Biotech companies lobbied hard to keep that fund intact.

The program began in 2005 when Governor Chris Gregoire and the Legislature authorized $350 million for a 10-year program to fund the Life Sciences Discovery Fund. Over the years, lawmakers have poached from the fund for other needs. Then, last session, the Legislature voted to phase it out early, saving $20 million.

Governor Jay Inslee balked, “Cutting off funding for the Life Sciences Discovery Fund and the Washington Global Health Fund ahead of schedule is short-sighted, in my view. It ignores the tremendous contributions the fund has made to advance important research and to build upon our innovative economy.”

For example, a $1.3 million grant helped develop a new surgical care program.

“(The grant) has reduced health care costs by tens of millions of dollars, saved lives and improved outcomes by reducing unnecessary surgeries and surgical complications,” said Inslee.

The program has funded grants for research into Alzheimer’s, breast cancer, and juvenile diabetes. So, the governor vetoed that program cut when he signed the supplemental budget Friday.

“I think it sets a very bad precedent,” said senate budget chair Andy Hill.

According to Hill, the governor bowed to pressure from a group of lawmakers and representatives of the medical and research community. By vetoing the $20 million item, Hill said the governor thumbed his nose at a very difficult, bi-partisan budget process.

“You know this is a budget that passed with flawed bipartisan support. It passed out of the Senate 48 to 1,” said Hill. “Those are unheard of numbers.”

Despite that broad support, the governor said lawmakers have failed in their number one priority.

“I’m very disappointed and frustrated by the Legislature’s supplemental budget to the effect that it does not make sufficient progress on the state’s paramount duty to fund K-12 schools,” said Inslee.

But Hill said, “The governor decides that he’s going to go against the constitution, he’s going to say we’re not doing enough, then turn around and veto a section that would dedicate the money to education.

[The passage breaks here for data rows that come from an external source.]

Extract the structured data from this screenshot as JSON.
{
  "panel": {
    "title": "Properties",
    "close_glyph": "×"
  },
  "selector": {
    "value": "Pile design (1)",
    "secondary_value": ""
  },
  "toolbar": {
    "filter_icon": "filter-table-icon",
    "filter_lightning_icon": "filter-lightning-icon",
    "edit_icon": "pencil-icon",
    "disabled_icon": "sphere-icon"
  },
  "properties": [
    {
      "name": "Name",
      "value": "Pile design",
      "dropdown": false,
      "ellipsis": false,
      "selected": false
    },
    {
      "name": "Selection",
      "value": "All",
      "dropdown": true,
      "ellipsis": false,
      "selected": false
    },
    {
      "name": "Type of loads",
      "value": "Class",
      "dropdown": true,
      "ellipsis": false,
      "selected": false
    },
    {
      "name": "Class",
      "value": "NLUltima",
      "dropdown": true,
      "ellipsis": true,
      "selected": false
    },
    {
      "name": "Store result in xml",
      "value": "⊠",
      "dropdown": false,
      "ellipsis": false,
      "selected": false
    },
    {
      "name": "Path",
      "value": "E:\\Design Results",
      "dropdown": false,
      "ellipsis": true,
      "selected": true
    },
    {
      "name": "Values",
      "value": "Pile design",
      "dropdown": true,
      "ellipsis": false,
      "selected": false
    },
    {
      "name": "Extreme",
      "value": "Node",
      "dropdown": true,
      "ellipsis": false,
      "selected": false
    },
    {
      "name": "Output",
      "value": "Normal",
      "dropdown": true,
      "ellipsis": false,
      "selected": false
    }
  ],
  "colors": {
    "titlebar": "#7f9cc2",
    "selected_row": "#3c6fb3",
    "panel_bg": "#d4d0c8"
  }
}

He took it out of the education legacy trust fund.”

Hill conceded the Life Sciences Discover Fund is a good program, “I’m a cancer survivor. These are tough decisions to make.”

But Hill argued the fund could not be considered a priority and was due to be phased out soon, anyway.

Twenty million dollars is a big chunk of the supplemental budget, but the Legislature has multi-billion-dollar decisions to make in the next few years about how to increase funding for basic education.